Re: Could not authenticate. Invalid token given.

Posted: Fri May 08, 2015 1:22 pm
by mike4vr
Thank you. The suggestions, unfortunately, yield the same results. When I initially went to the Command Subsystem page, elasticsearch was down. I started the service from the command-line and was able to reset the jobs. Unfortunately, I still get the error "Could not authenticate. Invalid token given." I captured the output from *.log in /var/log/elasticsearch into a file for review. It is attached.

Re: Could not authenticate. Invalid token given.

Posted: Fri May 08, 2015 1:26 pm
by jolson
Thanks for the great information.

How much RAM is on the problem node? Any chance you could double the amount to see if that helps out?

I'd like you to check /var/log/messages for any instance of the kernel killing elasticsearch due to memory limitations:

Code: Select all

cat /var/log/messages

Re: Could not authenticate.
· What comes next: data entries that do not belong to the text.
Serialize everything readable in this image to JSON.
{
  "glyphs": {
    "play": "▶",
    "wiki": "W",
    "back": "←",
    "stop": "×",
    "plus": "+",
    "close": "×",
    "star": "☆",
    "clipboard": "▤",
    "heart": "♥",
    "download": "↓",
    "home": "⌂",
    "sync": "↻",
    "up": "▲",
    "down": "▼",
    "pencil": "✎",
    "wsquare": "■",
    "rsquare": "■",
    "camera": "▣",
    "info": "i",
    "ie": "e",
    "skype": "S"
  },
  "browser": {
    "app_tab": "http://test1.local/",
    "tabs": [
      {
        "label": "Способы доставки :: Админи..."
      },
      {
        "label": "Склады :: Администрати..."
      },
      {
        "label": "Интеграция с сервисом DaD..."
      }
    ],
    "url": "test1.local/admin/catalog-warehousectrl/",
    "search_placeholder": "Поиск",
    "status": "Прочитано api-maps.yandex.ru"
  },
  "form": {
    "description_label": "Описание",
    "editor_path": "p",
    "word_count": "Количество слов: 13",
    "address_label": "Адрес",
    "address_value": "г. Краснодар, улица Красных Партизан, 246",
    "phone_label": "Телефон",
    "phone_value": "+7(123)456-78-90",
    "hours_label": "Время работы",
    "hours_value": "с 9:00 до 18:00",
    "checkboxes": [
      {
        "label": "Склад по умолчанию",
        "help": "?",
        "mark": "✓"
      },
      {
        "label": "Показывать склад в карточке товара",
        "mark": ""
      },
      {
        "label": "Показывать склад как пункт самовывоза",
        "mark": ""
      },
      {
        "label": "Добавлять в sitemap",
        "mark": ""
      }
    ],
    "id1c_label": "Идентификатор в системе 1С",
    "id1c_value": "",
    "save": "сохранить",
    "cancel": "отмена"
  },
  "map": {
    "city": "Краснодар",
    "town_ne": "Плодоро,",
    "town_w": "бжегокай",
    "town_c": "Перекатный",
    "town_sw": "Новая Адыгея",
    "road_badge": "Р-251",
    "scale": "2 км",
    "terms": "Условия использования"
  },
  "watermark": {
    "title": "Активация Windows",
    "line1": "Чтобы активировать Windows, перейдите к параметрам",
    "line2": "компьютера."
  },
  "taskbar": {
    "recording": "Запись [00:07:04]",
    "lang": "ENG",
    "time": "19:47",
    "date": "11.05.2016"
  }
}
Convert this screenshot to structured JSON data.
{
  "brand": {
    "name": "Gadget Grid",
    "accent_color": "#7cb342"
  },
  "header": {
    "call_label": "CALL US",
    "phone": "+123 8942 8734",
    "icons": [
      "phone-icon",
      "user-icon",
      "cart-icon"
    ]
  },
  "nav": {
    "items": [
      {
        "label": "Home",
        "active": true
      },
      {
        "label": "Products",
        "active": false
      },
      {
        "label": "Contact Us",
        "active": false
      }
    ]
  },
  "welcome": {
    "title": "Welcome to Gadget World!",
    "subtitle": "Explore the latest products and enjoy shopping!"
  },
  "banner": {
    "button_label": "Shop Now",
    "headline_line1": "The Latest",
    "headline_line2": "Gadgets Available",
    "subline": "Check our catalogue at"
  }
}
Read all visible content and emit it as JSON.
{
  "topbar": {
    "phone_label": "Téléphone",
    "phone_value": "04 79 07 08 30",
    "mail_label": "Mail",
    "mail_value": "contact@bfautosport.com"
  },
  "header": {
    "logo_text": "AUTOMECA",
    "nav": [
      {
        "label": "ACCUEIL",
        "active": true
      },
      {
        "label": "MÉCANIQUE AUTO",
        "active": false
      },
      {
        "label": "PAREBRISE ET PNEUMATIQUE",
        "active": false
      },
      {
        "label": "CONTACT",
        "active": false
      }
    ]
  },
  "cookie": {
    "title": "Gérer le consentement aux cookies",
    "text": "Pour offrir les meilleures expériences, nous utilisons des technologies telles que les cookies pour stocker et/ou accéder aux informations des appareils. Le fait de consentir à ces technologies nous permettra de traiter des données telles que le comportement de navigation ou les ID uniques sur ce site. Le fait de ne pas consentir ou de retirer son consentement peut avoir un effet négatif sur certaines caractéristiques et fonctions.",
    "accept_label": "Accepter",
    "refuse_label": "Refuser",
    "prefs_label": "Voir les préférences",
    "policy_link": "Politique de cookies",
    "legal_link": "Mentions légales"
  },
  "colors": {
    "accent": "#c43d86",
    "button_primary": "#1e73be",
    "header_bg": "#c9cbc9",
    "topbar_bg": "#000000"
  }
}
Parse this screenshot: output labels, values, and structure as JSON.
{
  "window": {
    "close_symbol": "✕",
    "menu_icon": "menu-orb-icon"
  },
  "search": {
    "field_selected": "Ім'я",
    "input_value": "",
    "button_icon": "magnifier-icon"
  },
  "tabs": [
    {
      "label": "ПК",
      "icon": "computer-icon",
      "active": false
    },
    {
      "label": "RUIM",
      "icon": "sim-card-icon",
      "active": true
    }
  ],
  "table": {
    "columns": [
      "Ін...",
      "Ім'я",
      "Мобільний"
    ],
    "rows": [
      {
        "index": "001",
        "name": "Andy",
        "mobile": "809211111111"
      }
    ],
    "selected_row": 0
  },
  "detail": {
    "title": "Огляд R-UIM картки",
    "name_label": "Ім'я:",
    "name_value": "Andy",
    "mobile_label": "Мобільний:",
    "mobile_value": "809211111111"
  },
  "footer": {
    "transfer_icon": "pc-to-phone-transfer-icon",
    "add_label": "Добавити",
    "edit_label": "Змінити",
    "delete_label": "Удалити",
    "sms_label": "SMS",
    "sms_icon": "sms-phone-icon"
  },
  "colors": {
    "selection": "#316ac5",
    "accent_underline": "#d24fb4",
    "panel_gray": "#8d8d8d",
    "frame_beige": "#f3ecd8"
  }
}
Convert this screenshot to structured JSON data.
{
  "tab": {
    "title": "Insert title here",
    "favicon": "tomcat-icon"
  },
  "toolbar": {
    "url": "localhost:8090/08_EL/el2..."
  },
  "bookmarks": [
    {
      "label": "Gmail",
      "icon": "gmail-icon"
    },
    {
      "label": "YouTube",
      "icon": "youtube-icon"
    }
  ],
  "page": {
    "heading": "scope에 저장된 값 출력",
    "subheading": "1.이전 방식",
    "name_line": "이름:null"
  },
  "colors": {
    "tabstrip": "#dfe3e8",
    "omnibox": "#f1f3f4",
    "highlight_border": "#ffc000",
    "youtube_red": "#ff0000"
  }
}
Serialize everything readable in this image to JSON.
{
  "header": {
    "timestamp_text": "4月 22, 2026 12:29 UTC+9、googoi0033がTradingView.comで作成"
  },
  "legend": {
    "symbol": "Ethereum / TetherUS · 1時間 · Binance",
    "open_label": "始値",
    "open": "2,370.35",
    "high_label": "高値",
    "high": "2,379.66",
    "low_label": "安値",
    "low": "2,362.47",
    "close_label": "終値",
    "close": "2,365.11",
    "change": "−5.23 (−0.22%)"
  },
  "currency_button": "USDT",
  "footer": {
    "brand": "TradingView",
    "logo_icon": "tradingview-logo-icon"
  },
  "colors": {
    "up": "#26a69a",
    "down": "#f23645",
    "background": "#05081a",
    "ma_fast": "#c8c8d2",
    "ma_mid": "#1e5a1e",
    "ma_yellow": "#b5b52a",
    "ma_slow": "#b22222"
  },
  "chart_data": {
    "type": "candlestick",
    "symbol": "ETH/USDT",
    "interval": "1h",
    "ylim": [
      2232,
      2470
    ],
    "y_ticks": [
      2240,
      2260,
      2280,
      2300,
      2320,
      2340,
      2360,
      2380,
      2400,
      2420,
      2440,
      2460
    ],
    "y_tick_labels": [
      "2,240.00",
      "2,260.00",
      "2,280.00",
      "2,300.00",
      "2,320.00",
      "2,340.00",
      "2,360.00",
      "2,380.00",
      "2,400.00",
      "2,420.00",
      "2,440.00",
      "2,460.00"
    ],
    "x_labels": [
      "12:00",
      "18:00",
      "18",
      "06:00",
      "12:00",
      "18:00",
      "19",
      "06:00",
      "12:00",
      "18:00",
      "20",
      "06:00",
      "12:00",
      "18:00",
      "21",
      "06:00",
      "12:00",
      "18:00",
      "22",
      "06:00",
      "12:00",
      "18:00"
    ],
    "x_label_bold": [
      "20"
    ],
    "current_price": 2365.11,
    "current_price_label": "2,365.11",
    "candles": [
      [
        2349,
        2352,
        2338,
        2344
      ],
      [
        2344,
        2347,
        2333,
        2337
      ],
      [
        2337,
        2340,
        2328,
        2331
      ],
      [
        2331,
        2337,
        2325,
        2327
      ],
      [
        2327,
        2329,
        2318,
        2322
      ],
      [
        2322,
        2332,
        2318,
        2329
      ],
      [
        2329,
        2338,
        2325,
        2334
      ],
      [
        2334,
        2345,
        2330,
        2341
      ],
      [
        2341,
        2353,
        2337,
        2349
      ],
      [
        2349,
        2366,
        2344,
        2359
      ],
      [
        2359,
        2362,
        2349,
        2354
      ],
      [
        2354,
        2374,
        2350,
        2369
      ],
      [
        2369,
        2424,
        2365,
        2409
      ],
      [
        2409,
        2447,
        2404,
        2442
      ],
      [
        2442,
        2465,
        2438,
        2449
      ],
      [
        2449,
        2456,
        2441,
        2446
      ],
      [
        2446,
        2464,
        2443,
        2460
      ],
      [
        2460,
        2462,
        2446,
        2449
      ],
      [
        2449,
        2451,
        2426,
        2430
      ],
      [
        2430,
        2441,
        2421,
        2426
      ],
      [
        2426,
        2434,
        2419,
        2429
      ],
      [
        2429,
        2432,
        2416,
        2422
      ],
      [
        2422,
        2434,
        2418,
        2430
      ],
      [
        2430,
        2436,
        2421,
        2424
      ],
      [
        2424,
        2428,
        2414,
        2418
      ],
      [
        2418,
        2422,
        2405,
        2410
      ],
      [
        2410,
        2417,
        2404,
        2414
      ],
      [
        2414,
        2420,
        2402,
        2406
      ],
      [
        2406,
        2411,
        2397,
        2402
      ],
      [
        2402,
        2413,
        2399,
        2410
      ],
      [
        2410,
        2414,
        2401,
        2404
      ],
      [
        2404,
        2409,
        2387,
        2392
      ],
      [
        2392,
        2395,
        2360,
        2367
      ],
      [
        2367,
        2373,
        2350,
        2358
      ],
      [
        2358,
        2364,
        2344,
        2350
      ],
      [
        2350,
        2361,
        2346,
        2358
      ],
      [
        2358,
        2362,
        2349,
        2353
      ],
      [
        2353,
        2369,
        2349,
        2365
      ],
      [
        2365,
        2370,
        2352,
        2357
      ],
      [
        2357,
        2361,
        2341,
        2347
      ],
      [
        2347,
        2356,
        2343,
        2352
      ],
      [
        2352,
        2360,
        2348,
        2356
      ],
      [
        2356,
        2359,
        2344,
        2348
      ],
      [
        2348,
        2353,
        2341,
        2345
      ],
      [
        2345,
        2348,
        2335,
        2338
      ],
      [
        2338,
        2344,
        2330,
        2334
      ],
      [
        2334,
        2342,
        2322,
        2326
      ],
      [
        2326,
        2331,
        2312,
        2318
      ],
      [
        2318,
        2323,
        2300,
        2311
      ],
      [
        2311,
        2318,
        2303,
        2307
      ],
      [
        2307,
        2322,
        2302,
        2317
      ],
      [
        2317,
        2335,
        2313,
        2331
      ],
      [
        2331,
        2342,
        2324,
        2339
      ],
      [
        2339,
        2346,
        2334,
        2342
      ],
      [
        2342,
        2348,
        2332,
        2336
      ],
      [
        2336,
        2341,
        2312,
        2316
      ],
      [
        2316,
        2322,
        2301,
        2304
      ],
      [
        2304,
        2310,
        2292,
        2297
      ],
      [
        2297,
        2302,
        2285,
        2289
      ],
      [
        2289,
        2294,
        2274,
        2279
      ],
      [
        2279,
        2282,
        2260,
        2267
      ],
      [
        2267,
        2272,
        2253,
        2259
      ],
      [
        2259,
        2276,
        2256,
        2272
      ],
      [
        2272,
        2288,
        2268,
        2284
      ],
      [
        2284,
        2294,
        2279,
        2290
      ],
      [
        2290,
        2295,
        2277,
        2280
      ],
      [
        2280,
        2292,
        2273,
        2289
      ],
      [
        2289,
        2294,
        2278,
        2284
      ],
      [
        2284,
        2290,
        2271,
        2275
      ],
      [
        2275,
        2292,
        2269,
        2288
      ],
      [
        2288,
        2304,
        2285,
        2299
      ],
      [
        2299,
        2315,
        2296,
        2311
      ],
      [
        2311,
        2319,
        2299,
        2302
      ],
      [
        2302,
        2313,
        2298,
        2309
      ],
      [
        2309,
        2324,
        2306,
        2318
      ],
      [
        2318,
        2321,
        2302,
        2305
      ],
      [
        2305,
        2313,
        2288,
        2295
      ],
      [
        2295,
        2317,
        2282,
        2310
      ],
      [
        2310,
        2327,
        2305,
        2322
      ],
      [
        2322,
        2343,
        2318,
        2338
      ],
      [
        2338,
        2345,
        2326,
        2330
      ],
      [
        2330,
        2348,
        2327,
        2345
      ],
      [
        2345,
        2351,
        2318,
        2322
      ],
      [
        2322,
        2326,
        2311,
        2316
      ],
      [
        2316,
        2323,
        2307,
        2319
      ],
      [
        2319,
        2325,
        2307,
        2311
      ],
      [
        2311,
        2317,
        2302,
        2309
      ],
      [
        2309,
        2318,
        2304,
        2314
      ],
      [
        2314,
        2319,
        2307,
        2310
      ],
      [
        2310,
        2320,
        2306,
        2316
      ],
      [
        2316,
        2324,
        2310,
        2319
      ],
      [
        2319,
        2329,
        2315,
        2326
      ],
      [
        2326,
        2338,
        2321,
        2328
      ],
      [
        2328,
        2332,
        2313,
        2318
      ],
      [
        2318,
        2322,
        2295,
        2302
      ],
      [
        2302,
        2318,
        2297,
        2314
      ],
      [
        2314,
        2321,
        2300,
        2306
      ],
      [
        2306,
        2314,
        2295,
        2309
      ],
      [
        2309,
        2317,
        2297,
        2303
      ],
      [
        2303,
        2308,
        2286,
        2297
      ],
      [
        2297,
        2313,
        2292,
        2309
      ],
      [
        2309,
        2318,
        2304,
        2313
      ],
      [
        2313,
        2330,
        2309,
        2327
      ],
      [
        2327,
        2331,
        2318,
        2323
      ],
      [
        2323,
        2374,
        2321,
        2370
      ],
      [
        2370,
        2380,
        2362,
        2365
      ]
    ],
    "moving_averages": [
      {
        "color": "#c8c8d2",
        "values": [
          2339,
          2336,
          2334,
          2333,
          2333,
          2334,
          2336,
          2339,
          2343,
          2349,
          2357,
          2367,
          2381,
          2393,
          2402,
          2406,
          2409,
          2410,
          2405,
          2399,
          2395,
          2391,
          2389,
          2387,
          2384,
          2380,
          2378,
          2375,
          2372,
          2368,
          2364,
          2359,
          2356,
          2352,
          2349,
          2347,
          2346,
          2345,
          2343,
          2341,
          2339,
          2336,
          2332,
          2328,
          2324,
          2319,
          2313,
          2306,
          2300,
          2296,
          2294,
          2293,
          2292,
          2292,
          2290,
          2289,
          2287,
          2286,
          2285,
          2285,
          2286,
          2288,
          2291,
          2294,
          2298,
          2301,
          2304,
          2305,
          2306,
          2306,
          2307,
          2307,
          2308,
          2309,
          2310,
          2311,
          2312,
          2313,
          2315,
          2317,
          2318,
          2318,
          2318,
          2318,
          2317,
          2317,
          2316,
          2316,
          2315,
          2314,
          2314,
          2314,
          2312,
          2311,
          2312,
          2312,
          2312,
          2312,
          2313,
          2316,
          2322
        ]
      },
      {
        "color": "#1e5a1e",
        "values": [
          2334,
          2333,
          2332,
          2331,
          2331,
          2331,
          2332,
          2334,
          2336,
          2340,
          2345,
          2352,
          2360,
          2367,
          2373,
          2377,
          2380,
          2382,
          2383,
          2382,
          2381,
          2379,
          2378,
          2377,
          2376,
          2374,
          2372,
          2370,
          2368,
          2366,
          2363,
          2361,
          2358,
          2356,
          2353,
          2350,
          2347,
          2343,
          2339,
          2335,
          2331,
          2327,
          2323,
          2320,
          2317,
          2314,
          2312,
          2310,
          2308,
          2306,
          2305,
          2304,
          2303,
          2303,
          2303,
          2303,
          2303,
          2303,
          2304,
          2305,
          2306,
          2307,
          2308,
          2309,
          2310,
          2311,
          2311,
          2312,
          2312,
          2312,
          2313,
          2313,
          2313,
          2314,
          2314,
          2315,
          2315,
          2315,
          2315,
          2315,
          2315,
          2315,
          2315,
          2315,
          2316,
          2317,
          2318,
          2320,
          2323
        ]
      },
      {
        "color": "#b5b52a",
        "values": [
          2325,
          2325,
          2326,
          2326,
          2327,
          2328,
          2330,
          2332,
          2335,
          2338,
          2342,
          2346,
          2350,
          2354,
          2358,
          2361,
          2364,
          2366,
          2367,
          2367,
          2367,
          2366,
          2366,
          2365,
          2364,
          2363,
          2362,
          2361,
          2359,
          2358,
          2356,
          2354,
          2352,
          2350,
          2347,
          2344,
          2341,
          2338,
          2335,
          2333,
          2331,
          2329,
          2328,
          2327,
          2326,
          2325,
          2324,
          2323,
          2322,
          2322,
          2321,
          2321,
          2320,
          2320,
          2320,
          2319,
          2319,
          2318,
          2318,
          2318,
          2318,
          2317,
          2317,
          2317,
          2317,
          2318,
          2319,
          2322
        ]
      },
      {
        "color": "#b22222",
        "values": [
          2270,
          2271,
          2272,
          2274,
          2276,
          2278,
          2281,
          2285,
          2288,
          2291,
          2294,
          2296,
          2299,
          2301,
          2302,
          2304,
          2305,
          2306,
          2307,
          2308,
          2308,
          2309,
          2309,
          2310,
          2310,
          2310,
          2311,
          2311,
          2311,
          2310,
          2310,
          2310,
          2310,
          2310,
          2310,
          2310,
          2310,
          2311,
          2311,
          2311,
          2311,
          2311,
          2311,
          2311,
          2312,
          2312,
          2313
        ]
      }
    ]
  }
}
Invalid token given.

Posted: Fri May 08, 2015 2:10 pm
by mike4vr
Initially, both nodes had 2GB each. I just upgraded them to 8GB and still see the same problem. /var/log/messages don't show much in terms of the elasticsearch / java being killed. Here's the memory utilization:

Code: Select all

# free -m
             total       used       free     shared    buffers     cached
Mem:          7872       5632       2240          0         46        627
-/+ buffers/cache:       4958       2914
Swap:         4031          0       4031

Re: Could not authenticate. Invalid token given.

Posted: Fri May 08, 2015 4:19 pm
by mike4vr
Okay, here's an update.

While tailing the elasticsearch logs on both nodes, I stopped the service on each. Then, I started node00 (faulty one) and it declared itself as the new master. Great. Started node01 and it detected node00 as the master and joined the fun. It all seems like things are working until I click "Stop" on elasticsearch in the web UI. That gets me back to where I started, which is the "Could not authenticate. Invalid token given." error.

One thing to note, this problem started as soon as I upgraded to 2015R1.4. Is there any way I can roll-back to 1.3 without it going haywire?

Re: Could not authenticate. Invalid token given.

Posted: Mon May 11, 2015 9:29 am
by jolson
One thing to note, this problem started as soon as I upgraded to 2015R1.4. Is there any way I can roll-back to 1.3 without it going haywire?
A rollback has the possibility of working - but I would recommend sticking to your current version if at all possible. The updates that were part of R1.4 should not have affected this component of NLS, leading me to believe that your issue could persist after rolling back.

Could I have you check your http logs please?

Code: Select all

cat /var/log/httpd/error_log
cat /var/log/httpd/access_log
Is your disk space usage fine?

Code: Select all

df -h
How about the age of the 'nagios' account?

Code: Select all

chage -l nagios
Let us know - if you wanted a remote soon we could easily move this to a ticket as well. Thanks!

Re: Could not authenticate. Invalid token given.

Posted: Mon May 11, 2015 11:03 am
by mike4vr
Yes, remote session sounds great. Please let me know how you'd like to proceed.